Wednesday, November 25, 2020

Great Expectations

Apple head of security accused of offering iPads as bribes for concealed gun permits. Shocking, I know. But, as is often the case, the headline paints a different picture than the text of the article itself:

“In the case of four CCW licenses withheld from Apple employees, Undersheriff Sung and Cpt. Jensen managed to extract from Thomas Moyer a promise that Apple would donate iPads to the Sheriff’s Office,” Rosen said in the news release.

An Ars Technica piece on the same story notes that this seemed to be a common pattern for the Sheriff's Office.
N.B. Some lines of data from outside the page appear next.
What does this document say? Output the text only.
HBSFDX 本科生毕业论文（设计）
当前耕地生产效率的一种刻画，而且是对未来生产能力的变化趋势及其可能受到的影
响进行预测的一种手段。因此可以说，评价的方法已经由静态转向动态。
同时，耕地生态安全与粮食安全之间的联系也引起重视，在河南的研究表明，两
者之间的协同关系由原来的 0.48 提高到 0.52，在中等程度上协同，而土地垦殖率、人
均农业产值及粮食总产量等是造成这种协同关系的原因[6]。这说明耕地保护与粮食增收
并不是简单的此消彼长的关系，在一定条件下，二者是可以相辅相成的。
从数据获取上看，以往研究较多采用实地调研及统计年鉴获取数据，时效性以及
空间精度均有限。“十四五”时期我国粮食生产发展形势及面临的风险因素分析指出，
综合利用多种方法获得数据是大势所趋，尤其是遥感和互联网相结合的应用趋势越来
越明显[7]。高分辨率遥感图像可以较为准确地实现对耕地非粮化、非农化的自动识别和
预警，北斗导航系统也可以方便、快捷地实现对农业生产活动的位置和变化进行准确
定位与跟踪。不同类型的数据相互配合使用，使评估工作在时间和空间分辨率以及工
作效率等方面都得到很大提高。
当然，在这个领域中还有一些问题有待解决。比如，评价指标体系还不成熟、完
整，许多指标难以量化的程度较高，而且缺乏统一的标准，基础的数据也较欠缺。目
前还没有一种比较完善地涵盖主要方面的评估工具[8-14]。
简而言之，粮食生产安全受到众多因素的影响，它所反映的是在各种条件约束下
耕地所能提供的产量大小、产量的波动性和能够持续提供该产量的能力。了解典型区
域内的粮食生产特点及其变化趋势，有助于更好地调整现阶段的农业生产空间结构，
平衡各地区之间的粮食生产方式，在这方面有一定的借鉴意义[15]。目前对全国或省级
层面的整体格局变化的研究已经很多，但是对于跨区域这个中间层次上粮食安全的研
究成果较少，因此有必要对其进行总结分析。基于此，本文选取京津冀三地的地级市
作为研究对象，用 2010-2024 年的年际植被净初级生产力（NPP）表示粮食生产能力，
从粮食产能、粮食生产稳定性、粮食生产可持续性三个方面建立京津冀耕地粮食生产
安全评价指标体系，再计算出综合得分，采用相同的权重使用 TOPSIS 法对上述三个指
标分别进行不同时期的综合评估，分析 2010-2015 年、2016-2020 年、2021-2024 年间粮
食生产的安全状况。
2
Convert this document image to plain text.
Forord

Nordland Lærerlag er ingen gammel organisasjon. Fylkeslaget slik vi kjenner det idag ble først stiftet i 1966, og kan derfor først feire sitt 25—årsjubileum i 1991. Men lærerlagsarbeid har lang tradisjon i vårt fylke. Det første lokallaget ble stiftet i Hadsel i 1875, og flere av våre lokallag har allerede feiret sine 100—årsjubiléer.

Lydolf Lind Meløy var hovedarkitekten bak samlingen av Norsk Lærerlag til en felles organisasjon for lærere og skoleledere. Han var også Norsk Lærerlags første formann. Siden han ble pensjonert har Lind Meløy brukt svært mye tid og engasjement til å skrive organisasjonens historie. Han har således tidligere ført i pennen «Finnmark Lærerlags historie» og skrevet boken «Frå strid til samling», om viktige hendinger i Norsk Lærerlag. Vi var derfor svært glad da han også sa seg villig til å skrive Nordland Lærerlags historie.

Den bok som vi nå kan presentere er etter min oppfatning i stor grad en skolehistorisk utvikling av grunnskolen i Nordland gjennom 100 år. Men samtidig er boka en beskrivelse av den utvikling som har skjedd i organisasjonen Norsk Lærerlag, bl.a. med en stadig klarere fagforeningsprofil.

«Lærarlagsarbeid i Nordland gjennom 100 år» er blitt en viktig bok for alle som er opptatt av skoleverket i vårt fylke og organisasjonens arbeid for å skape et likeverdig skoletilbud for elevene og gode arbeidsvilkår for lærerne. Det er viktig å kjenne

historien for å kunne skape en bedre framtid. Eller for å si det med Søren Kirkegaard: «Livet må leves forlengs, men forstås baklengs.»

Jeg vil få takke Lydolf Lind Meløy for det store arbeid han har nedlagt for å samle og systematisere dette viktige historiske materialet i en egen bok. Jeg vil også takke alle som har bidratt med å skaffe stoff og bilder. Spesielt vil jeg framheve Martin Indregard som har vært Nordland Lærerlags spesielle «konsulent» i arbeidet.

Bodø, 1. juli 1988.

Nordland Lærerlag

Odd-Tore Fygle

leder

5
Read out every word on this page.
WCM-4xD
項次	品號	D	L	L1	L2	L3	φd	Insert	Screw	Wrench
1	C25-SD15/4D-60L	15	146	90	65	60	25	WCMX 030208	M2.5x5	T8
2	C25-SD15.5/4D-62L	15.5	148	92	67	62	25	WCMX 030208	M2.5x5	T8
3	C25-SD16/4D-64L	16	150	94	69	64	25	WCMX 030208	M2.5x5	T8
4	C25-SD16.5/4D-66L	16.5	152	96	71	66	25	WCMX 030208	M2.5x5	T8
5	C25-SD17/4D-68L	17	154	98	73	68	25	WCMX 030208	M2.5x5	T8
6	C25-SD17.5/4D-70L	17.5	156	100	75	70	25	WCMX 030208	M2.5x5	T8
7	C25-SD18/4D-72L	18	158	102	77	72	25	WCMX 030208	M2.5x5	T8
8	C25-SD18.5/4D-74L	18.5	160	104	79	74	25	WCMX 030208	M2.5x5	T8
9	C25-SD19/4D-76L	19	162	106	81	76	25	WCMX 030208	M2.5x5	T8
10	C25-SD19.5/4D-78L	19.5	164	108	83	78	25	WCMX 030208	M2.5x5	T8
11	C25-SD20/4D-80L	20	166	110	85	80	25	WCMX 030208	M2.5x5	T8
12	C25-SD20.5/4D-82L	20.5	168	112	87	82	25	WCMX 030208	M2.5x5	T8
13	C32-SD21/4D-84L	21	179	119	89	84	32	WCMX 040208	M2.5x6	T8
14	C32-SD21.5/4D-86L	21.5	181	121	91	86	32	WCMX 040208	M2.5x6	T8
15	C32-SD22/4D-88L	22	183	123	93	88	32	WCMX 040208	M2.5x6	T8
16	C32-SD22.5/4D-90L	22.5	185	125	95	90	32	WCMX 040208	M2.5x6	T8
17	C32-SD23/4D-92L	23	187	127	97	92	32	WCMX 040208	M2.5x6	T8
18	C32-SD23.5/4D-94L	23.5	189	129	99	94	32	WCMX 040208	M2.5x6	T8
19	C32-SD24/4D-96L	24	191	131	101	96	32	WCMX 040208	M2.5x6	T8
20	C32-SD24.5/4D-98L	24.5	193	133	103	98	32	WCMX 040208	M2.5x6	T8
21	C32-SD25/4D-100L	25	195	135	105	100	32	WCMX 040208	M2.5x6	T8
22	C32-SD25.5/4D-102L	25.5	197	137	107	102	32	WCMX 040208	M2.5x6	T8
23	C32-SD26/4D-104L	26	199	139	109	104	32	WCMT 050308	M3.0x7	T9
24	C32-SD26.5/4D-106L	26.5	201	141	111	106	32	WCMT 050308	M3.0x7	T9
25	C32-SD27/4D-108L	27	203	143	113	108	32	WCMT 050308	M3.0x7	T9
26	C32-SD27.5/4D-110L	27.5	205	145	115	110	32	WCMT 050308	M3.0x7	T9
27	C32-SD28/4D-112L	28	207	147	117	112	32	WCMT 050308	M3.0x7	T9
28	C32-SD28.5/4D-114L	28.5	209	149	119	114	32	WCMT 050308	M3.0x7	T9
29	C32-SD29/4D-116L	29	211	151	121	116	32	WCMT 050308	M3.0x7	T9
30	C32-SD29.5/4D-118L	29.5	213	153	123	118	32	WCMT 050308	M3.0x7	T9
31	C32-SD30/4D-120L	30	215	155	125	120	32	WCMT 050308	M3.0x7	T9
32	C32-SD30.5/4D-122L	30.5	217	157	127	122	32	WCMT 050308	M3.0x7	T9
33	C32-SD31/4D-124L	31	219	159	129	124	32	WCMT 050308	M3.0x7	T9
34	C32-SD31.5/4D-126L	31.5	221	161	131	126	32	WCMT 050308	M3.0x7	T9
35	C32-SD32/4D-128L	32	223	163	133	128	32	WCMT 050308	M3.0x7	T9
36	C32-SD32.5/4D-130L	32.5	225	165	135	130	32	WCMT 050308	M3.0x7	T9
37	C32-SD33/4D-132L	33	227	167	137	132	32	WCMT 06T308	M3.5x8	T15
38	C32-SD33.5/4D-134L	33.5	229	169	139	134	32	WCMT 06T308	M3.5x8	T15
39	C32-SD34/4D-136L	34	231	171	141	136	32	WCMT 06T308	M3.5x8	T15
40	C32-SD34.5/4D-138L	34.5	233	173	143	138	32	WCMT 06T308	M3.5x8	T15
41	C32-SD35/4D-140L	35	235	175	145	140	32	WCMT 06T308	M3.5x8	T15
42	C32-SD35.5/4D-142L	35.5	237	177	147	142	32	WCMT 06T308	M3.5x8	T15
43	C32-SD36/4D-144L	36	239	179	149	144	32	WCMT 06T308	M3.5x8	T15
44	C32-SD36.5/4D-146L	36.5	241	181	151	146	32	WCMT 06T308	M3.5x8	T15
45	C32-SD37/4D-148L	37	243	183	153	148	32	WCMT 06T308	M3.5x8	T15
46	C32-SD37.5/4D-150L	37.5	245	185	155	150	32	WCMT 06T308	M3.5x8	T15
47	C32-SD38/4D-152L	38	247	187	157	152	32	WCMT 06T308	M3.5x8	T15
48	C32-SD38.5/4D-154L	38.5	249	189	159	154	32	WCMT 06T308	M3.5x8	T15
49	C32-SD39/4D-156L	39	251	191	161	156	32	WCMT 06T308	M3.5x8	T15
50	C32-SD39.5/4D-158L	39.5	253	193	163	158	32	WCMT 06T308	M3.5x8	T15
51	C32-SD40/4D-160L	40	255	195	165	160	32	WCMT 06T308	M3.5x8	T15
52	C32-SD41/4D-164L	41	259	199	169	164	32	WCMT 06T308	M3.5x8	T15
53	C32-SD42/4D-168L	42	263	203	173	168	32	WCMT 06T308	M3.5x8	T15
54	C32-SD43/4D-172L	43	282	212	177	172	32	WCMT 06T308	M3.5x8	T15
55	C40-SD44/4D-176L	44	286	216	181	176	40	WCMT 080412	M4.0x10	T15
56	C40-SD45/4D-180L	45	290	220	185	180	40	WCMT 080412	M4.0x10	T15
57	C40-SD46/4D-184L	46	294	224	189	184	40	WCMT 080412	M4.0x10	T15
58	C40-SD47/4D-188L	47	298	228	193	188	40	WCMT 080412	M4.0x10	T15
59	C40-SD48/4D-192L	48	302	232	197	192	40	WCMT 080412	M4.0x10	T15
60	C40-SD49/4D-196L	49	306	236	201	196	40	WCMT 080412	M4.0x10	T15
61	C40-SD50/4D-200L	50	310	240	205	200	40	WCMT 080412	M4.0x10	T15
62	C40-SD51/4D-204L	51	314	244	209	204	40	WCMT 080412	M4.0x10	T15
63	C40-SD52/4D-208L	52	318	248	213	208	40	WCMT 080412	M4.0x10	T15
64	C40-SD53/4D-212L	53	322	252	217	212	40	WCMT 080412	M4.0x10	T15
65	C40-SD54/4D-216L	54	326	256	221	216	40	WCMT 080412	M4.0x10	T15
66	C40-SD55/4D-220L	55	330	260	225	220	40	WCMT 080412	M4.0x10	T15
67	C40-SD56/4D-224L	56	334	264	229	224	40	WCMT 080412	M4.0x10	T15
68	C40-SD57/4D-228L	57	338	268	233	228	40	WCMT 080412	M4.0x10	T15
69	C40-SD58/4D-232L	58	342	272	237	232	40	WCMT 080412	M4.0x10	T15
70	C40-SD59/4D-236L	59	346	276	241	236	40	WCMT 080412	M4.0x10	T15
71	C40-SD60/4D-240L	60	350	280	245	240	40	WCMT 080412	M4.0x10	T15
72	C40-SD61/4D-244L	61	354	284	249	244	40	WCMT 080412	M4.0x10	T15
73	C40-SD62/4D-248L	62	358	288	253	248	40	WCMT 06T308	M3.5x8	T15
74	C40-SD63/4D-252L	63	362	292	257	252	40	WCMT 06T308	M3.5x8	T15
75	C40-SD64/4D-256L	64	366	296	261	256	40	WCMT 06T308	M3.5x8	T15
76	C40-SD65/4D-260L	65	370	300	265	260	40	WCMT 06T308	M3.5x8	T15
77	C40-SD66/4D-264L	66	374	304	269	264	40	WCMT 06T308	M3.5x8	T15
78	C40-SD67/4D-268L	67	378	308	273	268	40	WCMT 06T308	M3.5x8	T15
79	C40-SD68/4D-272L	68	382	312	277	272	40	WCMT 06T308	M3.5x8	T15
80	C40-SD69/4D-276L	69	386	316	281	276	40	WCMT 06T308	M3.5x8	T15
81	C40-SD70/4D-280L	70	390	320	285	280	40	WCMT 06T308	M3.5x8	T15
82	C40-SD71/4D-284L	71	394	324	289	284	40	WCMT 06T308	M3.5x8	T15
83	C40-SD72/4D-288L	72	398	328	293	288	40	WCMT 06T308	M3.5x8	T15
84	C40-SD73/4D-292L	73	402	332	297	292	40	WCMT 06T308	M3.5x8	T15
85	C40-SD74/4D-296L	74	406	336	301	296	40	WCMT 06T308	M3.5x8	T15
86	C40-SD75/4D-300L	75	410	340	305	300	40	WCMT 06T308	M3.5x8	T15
A June investigation by NBC Bay Area found that donors to Smith's re-election campaign were 14 times more likely to get concealed carry permits than those who didn't donate.
Apple security chief maintains innocence after bribery charges

I think that whoever wrote, and then whoever approved, the headline for The Verge understood that casting Mr. Moyer as the instigator would play better than "Sheriff's office tries to extract hardware from Apple head of security." The headline they went with confirms people's suspicions that corporate America is corrupt, in a way that a more nuanced reading does not. A headline casting the case as one of corporate corruption makes for better outrage mining and thus, shares and clicks.

The Verge, however, does not exist in a vacuum. It has an audience, and it has advertisers. And to the degree that it can deliver its audience to advertisers by playing to the biases of said audience, then that what writers and editors will be disposed to do; it's how they pay their bills. Whether the audience drives the media or the media drives the audience is an age-old debate. For people who feel that bias in media is the problem, there is often a perception of audiences as captive, and so if the supposed "élites" that run "the media" change the narrative, then the audiences would have no choice but to come along for the ride. But if we understand that The Verge and Ars Technica have different audiences, or, to be more precise, different expectations from their audiences, then the differences in their coverage make sense.